A leve cadência da carruagem sempre o confortara. O movimento compassado do comboio, acompanhado pelo seu murmúrio agradavelmente ritmado, transportava uma serenidade inigualável: sentia-se maestro de uma sinfonia que, apesar de já tão bem conhecida, era como se estivesse verdadeiramente nas suas mãos e ele, seguro da rota a seguir, a harmonizasse com perícia. Só a passagem pelo túnel o perturbava: durante aqueles instantes em que o tempo se alongava, ignorando a sua habitual efemeridade, o murmúrio tornava-se ensurdecedor e as luzes brancas, contrastando implacavelmente com a escuridão do outro lado do vidro, surgiam-lhe agressivas.

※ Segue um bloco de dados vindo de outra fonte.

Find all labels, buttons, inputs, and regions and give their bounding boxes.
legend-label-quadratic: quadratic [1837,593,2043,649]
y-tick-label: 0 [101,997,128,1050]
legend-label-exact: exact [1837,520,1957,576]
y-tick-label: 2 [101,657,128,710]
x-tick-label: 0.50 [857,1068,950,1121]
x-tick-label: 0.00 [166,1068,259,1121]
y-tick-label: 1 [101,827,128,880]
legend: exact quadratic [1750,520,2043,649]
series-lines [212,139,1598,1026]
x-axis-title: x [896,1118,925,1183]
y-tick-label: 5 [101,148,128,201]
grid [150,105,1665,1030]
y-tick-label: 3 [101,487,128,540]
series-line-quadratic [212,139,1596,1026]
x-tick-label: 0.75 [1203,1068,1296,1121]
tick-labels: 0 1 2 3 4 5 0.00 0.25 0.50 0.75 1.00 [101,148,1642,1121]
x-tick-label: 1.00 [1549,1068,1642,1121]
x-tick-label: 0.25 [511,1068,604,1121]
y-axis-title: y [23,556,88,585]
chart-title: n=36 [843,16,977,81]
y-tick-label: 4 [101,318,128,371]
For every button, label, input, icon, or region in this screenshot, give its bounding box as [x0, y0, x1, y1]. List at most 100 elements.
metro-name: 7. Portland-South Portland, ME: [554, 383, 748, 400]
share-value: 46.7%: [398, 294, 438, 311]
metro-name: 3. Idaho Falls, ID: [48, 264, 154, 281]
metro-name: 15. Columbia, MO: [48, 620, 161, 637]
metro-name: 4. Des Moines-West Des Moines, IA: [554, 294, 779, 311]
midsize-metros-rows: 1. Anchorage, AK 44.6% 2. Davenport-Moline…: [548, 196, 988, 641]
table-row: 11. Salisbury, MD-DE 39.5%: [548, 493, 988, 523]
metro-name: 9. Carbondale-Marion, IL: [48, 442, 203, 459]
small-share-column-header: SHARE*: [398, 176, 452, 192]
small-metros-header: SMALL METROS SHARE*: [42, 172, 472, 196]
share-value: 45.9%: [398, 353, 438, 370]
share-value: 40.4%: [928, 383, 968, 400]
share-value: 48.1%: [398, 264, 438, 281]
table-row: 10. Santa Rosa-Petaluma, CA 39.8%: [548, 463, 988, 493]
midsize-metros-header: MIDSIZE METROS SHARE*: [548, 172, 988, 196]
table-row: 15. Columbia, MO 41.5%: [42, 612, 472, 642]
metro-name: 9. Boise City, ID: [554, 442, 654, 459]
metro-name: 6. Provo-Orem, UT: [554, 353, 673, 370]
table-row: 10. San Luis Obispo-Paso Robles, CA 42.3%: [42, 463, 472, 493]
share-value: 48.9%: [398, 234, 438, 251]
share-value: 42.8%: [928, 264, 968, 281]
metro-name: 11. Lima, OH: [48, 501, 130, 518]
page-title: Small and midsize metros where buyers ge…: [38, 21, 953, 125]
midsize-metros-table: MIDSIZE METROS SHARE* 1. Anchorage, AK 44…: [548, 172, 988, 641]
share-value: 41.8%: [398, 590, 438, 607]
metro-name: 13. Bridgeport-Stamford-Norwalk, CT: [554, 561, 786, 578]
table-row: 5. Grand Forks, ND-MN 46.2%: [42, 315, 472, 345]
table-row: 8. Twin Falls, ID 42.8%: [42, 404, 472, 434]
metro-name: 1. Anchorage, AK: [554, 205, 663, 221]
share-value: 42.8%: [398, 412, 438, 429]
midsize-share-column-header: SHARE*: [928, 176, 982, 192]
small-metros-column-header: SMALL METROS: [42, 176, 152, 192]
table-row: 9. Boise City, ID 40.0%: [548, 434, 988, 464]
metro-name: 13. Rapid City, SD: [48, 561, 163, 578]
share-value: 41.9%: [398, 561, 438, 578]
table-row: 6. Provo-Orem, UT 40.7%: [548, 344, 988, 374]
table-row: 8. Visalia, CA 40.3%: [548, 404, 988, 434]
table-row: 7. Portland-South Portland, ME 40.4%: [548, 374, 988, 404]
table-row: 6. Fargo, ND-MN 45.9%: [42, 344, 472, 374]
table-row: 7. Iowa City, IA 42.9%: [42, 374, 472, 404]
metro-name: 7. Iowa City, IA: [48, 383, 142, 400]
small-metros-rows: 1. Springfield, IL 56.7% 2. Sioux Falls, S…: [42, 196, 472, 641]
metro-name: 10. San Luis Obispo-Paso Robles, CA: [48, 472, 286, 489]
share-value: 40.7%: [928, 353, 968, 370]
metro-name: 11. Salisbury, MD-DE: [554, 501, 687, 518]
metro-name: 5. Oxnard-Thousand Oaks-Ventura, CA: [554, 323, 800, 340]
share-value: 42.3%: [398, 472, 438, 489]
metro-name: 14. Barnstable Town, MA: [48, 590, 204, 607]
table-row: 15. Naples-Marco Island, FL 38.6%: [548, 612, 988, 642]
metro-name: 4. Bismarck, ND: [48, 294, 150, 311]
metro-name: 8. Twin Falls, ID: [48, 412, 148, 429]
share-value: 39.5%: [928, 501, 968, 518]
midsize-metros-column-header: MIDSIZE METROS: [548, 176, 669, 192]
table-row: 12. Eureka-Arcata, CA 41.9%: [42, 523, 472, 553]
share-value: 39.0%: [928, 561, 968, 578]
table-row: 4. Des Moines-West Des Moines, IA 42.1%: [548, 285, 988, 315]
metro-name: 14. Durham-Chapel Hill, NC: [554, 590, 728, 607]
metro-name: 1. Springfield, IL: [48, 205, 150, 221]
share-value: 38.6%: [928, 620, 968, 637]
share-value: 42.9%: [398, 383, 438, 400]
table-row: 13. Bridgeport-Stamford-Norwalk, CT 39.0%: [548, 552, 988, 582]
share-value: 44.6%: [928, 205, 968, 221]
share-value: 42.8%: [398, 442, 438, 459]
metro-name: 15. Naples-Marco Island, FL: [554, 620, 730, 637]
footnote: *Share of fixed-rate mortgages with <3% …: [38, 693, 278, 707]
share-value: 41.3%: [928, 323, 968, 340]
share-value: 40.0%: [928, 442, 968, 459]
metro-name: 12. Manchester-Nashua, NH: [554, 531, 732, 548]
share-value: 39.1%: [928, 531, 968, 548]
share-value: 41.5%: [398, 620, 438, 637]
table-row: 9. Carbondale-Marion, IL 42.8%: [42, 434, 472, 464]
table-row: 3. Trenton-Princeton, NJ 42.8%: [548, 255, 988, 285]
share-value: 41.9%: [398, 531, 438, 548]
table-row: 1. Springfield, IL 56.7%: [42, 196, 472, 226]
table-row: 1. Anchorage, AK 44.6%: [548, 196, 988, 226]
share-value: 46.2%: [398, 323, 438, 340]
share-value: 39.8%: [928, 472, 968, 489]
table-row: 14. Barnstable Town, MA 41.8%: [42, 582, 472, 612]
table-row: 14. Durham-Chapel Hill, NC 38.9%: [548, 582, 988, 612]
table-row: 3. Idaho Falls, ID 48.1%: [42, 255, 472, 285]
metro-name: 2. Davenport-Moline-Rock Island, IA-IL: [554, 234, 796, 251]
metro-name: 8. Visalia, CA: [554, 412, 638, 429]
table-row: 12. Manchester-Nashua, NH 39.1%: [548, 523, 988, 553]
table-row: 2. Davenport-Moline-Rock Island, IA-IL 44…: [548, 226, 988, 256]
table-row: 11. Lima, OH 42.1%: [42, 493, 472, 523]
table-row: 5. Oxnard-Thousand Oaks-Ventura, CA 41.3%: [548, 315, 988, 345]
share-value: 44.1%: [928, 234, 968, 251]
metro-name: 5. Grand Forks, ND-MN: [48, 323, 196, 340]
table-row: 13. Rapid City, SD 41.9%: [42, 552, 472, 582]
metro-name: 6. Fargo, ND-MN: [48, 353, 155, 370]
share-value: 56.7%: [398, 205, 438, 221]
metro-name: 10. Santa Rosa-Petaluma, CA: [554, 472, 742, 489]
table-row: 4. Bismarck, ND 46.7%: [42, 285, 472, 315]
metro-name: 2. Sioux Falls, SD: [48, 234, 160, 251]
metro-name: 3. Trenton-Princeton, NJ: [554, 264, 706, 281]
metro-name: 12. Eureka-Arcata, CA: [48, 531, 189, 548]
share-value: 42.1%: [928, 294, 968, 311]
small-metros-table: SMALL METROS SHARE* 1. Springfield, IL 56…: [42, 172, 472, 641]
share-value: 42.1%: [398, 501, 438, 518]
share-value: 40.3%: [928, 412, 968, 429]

Mas era sobretudo por esse momento, já iminente mas sempre fugaz, que ansiava toda a viagem: por uns breves segundos a selva urbana, majestosa fauna de betão, aparentemente imutável devido à pouca atenção que lhe dispensava, cedia gentilmente o lugar a uma nesga do oceano refletida nos seus olhos como uma explosão de azuis mesclados, odores sempre inventados e banhistas sem cara mas decerto felizes, queimados por um sol, frequentemente, imaginado. E depois, quando já fixara o olhar num desses pássaros que avistava no horizonte deixando-se sobrevoar as águas revoltas e ser transportado para um outro canto qualquer do planeta onde a nesga de azul profundo era eterna e translúcida e o sol raiava sempre, cortavam-lhe as asas, a fauna de betão ressurgia mais impenetrável que nunca.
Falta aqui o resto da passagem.